World Bank joins the chorus
The World Bank joins the Organization for Economic Cooperation and Development (now with a 3.2% forecast for China in 2022), the Asian Development Bank (3.3%) and numerous private-sector economists in downgrading China's growth prospects. The Chinese Communist Party in March forecast growth of "around 5.5%," though there is scant hope of that.
Earlier this month, the investment bank Nomura estimated that 20.7% of China's 1.4 billion population were under some form of movement restriction due to Covid rules. That covered 49 cities that account for 24.5% of national output, with Chengdu in central China hit particularly hard. The escalation in lockdowns prompted Nomura to slash its China GDP forecast to 2.7% for 2022.
The private research house T.S. Lombard has one of the most pessimistic forecasts on China, slashing its 2022 growth estimate to 1.6% from 2.5% in mid-September. "The officially reported number is likely to be significantly higher," head of China research Rory Green believes, with the Chinese authorities known for "massaging" numbers they don't like.
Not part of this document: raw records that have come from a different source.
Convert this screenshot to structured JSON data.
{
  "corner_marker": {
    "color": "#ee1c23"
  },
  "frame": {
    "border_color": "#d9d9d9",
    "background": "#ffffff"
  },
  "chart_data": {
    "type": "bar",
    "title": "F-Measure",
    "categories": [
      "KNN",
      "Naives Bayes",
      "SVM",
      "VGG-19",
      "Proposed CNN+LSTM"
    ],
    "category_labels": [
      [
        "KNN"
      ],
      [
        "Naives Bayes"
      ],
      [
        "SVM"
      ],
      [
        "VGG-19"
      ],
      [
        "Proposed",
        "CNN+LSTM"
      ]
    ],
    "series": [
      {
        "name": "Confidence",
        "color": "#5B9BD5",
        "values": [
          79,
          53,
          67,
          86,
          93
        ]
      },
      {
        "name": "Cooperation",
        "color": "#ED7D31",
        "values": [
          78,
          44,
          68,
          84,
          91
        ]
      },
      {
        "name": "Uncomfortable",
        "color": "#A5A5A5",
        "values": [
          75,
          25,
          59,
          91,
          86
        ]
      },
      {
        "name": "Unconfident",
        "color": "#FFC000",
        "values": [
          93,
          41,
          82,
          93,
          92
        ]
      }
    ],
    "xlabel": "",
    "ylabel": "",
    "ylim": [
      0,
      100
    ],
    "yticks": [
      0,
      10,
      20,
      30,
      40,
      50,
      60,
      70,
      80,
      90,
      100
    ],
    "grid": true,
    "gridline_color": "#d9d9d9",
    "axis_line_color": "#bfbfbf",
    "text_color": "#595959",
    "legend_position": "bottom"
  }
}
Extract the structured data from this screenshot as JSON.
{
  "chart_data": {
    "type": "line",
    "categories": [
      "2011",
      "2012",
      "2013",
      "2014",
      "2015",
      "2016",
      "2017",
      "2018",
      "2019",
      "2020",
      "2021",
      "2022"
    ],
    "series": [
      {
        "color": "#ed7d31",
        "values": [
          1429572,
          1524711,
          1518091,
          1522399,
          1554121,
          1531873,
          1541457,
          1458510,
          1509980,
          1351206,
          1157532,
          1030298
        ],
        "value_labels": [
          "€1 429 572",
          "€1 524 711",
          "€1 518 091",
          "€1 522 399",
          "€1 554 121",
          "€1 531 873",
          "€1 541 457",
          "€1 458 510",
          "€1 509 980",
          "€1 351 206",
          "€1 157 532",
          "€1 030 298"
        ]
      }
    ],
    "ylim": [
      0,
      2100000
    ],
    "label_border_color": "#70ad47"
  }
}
Besides China, Covid is also causing havoc in several tiny Pacific nations, in particular the Marshall Islands, the Federated States of Micronesia and Palau.
Besides the coronavirus, China is also contending with a cratering property market. Deleveraging forced by Beijing on the sector, the largest slice of China's economy at around 30%, caused fears about the viability of numerous developers, large and small. That has prompted would-be buyers to put any property purchase on hold while existing buyers who have put down deposits on under-construction flats have begun boycotting mortgage payments in protest unless the developers follow through on construction.
Other countries in Asia face their own reckoning as they contend with the strong U.S. dollar. Laos and Mongolia are currently most at risk, the World Bank states, because they were already struggling with high debt, often borrowed in dollars. The strong U.S. dollar and rising interest rates create a double whammy of rising payment costs.
Vietnam shines
Vietnam currently has the highest pace of economic growth in Asia, at 7.2%, and offers a convenient "China + 1" location as a manufacturing base for companies looking to diversify away from an overdependence on Chinese factories. Like China, Vietnam has avoided full-year economic contraction during the pandemic.
Including the Pacific island nations, Fiji should have the strongest growth in 2022, per the World Bank estimates, coming in at a heady 12.6%, but after shrinking 17.2% in 2020 and 4.1% in 2021.
Apple (AAPL) had been making the vast majority of its products in China. It has begun making some iPhone 14s in India, however, with a production line up and running in Chennai to serve Indian demand. It is the first time Apple has assembled a new iPhone outside China, although Apple has assembled some phones there since 2017.
A J.P. Morgan analyst report indicates that Apple wants to make one-quarter of all iPhone 14s in India by 2025. It would also like to make one-quarter of all Apple products outside of China by the same year, up from only 5% now. It will be making iPads and Apple Watches in Vietnam.